Challenges and Lessons Learned

Project development

There were difficulties with changes in staff at schools and engaging young people which meant that the steering group could not be formed. To overcome this, the project workers worked closely with the head teachers, parents and community groups, and used focus groups to give the project direction.


Encouraging young people to get involved in the project was a challenge. One pupil explained that "messing around with food waste just isn't cool".

Engaging with householders was also a challenge and advertising the workshops in the paper and through posters proved unsuccessful. Social media such as Facebook proved to have a higher success rate, clearly advertising the dates and times of workshops so people did not need to get in touch for more information. At a later stage project workers began holding advice stalls at parents' evenings which also proved successful.

Legacy and Looking Forward

The project has left a number of material, cultural and capacity-based legacies. The use of composters and food growing has become part of day-to-day activities for many of the schools.

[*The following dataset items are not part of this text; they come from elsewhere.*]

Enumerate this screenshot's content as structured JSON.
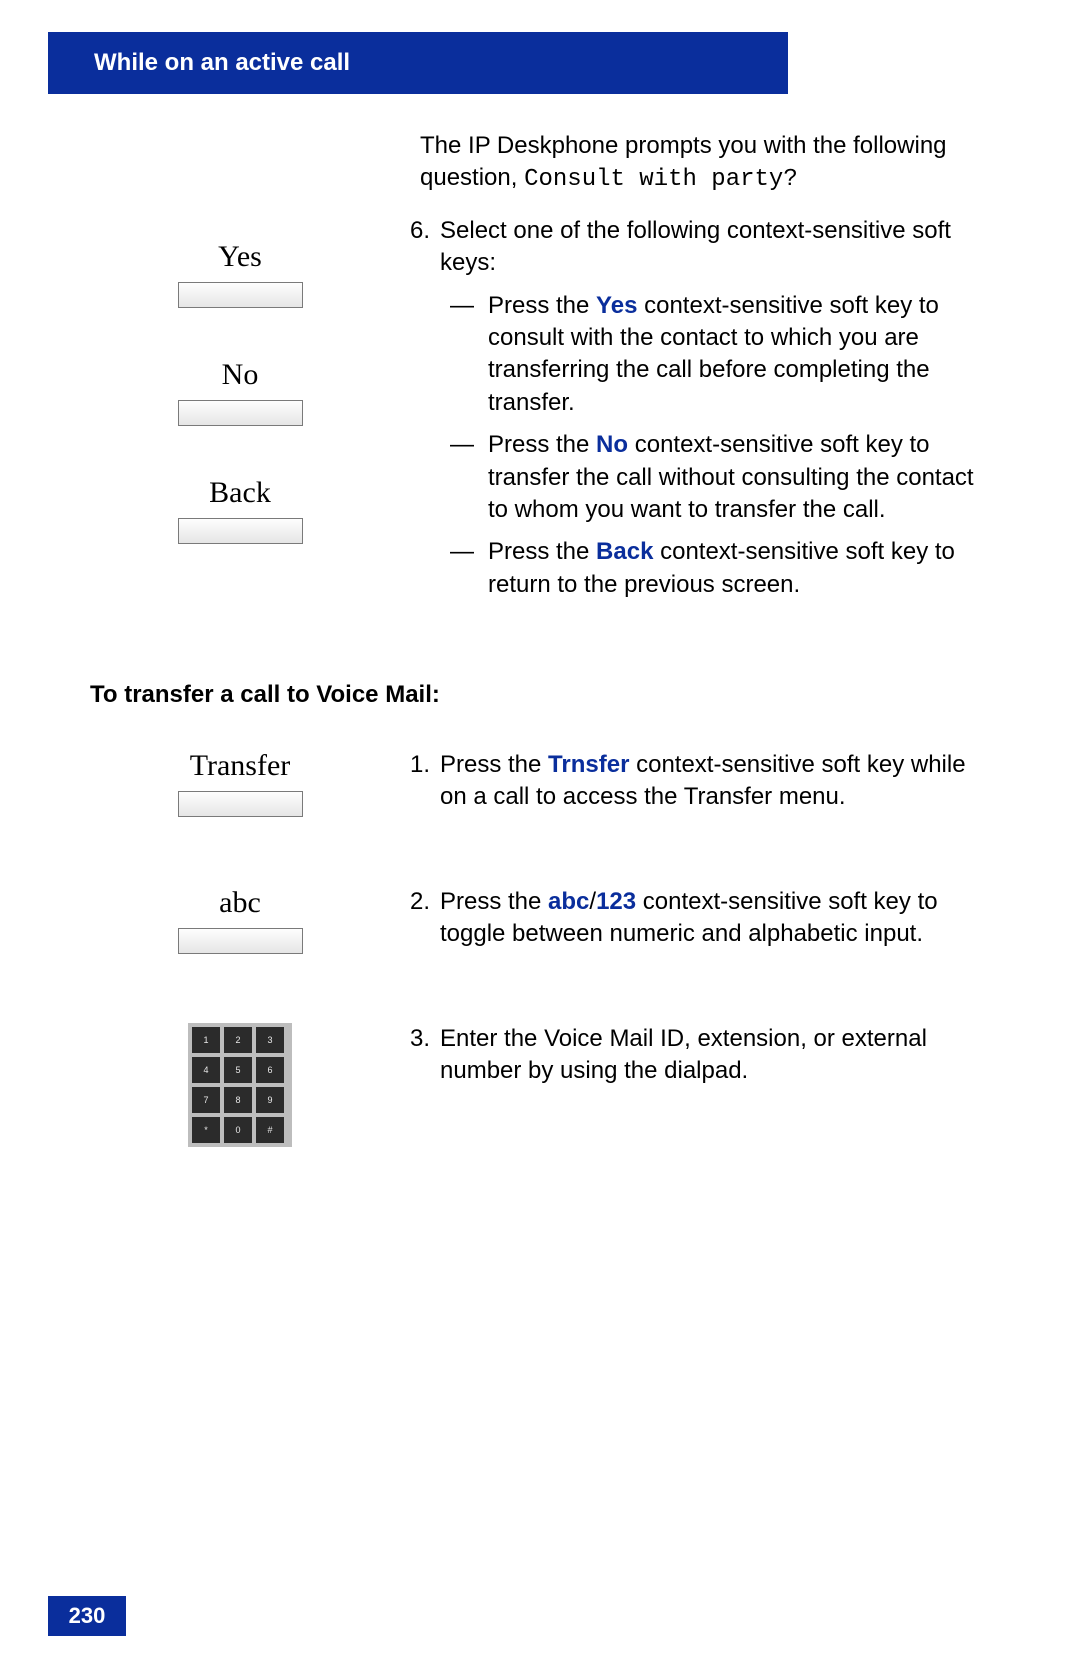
{
  "header": {
    "title": "While on an active call"
  },
  "intro": {
    "pre": "The IP Deskphone prompts you with the following question, ",
    "mono": "Consult with party?"
  },
  "step6": {
    "num": "6.",
    "lead": "Select one of the following context-sensitive soft keys:",
    "items": [
      {
        "dash": "—",
        "pre": "Press the ",
        "kw": "Yes",
        "post": " context-sensitive soft key to consult with the contact to which you are transferring the call before completing the transfer."
      },
      {
        "dash": "—",
        "pre": "Press the ",
        "kw": "No",
        "post": " context-sensitive soft key to transfer the call without consulting the contact to whom you want to transfer the call."
      },
      {
        "dash": "—",
        "pre": "Press the ",
        "kw": "Back",
        "post": " context-sensitive soft key to return to the previous screen."
      }
    ]
  },
  "softkeys1": [
    {
      "label": "Yes"
    },
    {
      "label": "No"
    },
    {
      "label": "Back"
    }
  ],
  "section2": {
    "title": "To transfer a call to Voice Mail:"
  },
  "vm_steps": [
    {
      "num": "1.",
      "left_label": "Transfer",
      "pre": "Press the ",
      "kw": "Trnsfer",
      "post": " context-sensitive soft key while on a call to access the Transfer menu."
    },
    {
      "num": "2.",
      "left_label": "abc",
      "pre": "Press the ",
      "kw": "abc",
      "mid": "/",
      "kw2": "123",
      "post": " context-sensitive soft key to toggle between numeric and alphabetic input."
    },
    {
      "num": "3.",
      "left_dialpad": true,
      "text": "Enter the Voice Mail ID, extension, or external number by using the dialpad."
    }
  ],
  "dialpad_keys": [
    "1",
    "2",
    "3",
    "4",
    "5",
    "6",
    "7",
    "8",
    "9",
    "*",
    "0",
    "#"
  ],
  "page_number": "230"
}
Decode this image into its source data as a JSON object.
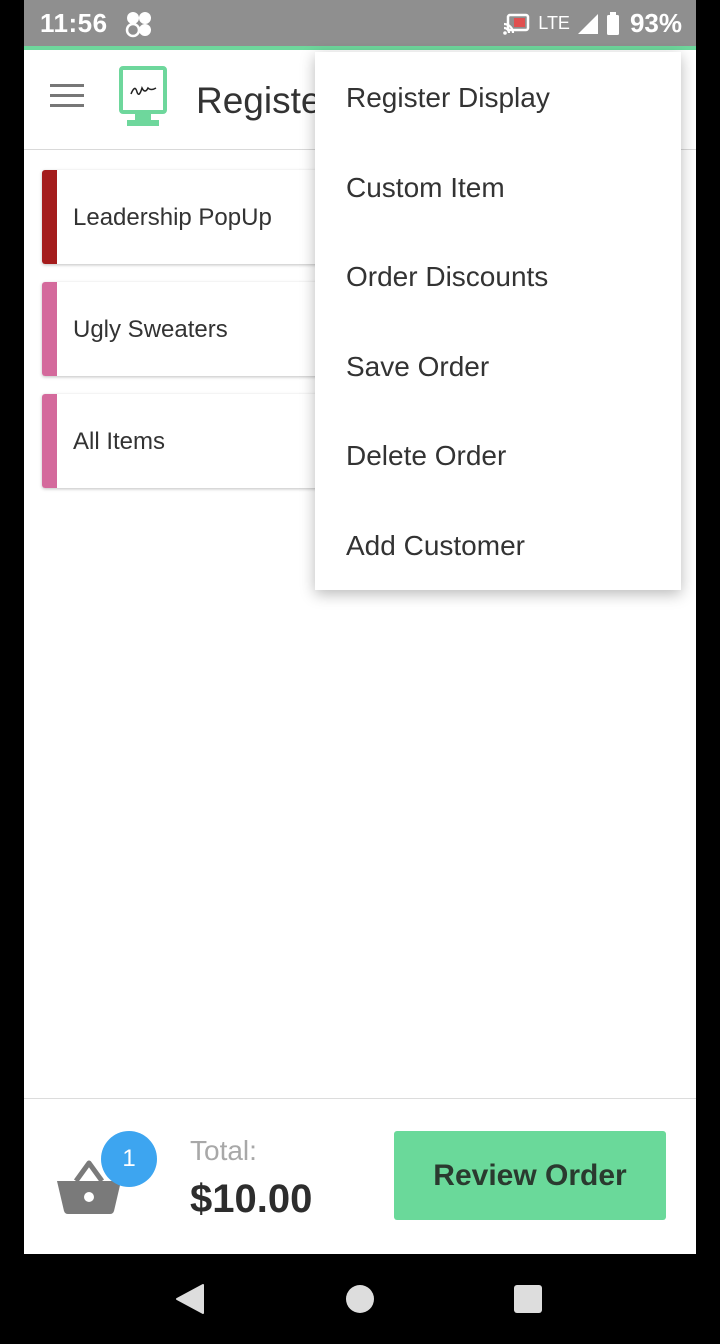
{
  "status_bar": {
    "time": "11:56",
    "network": "LTE",
    "battery": "93%"
  },
  "toolbar": {
    "title": "Registe"
  },
  "categories": [
    {
      "label": "Leadership PopUp",
      "color": "#a41c1c"
    },
    {
      "label": "Ugly Sweaters",
      "color": "#d46a9c"
    },
    {
      "label": "All Items",
      "color": "#d46a9c"
    }
  ],
  "menu": {
    "items": [
      "Register Display",
      "Custom Item",
      "Order Discounts",
      "Save Order",
      "Delete Order",
      "Add Customer"
    ]
  },
  "footer": {
    "cart_count": "1",
    "total_label": "Total:",
    "total_value": "$10.00",
    "review_button": "Review Order"
  },
  "colors": {
    "accent_green": "#6ad99a",
    "badge_blue": "#3da5f0",
    "status_bar": "#8f8f8f"
  },
  "icons": {
    "menu": "hamburger-menu-icon",
    "logo": "register-display-logo",
    "cart": "basket-icon",
    "status": [
      "clover-icon",
      "cast-icon",
      "signal-icon",
      "battery-icon"
    ],
    "nav": [
      "back-icon",
      "home-icon",
      "recent-apps-icon"
    ]
  }
}
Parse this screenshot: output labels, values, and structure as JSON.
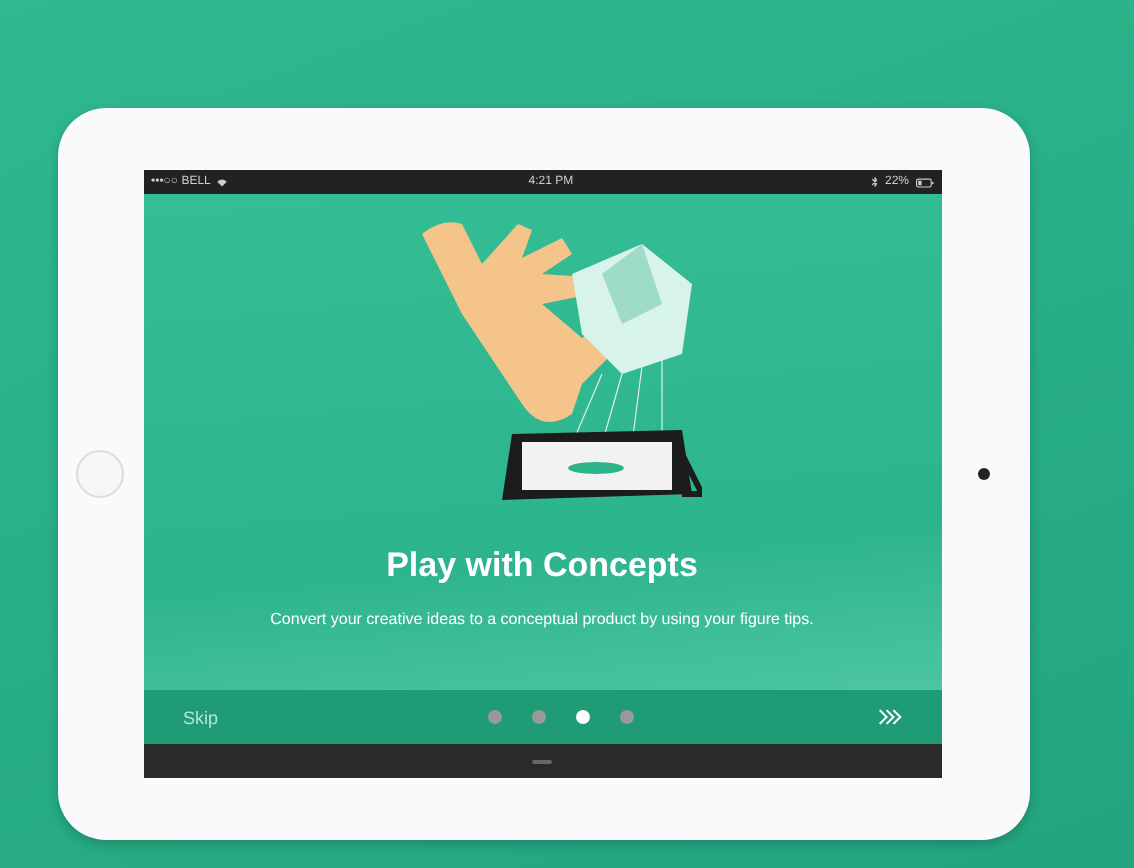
{
  "status_bar": {
    "carrier": "•••○○ BELL",
    "time": "4:21 PM",
    "battery": "22%"
  },
  "onboarding": {
    "title": "Play with Concepts",
    "description": "Convert your creative ideas to a conceptual product by using your figure tips."
  },
  "footer": {
    "skip": "Skip",
    "pages": [
      {
        "selected": false
      },
      {
        "selected": false
      },
      {
        "selected": true
      },
      {
        "selected": false
      }
    ]
  }
}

School eco groups were started and they continue to meet regularly to discuss environmental topics and raise awareness by for example running competitions. One school has started developing a raised bed growing space using funding which they applied for from an alternative source. In addition, a teacher who was involved in the project (but is now at a school in a different area) has applied for funding to install a composter at their new school.

RoWAN are currently working on a smaller project called 'Tunnel Vision'. The project teaches pupils in one school about growing their own food and helps support them to continue to use the poly tunnels installed through 'R U Up 4 It?'.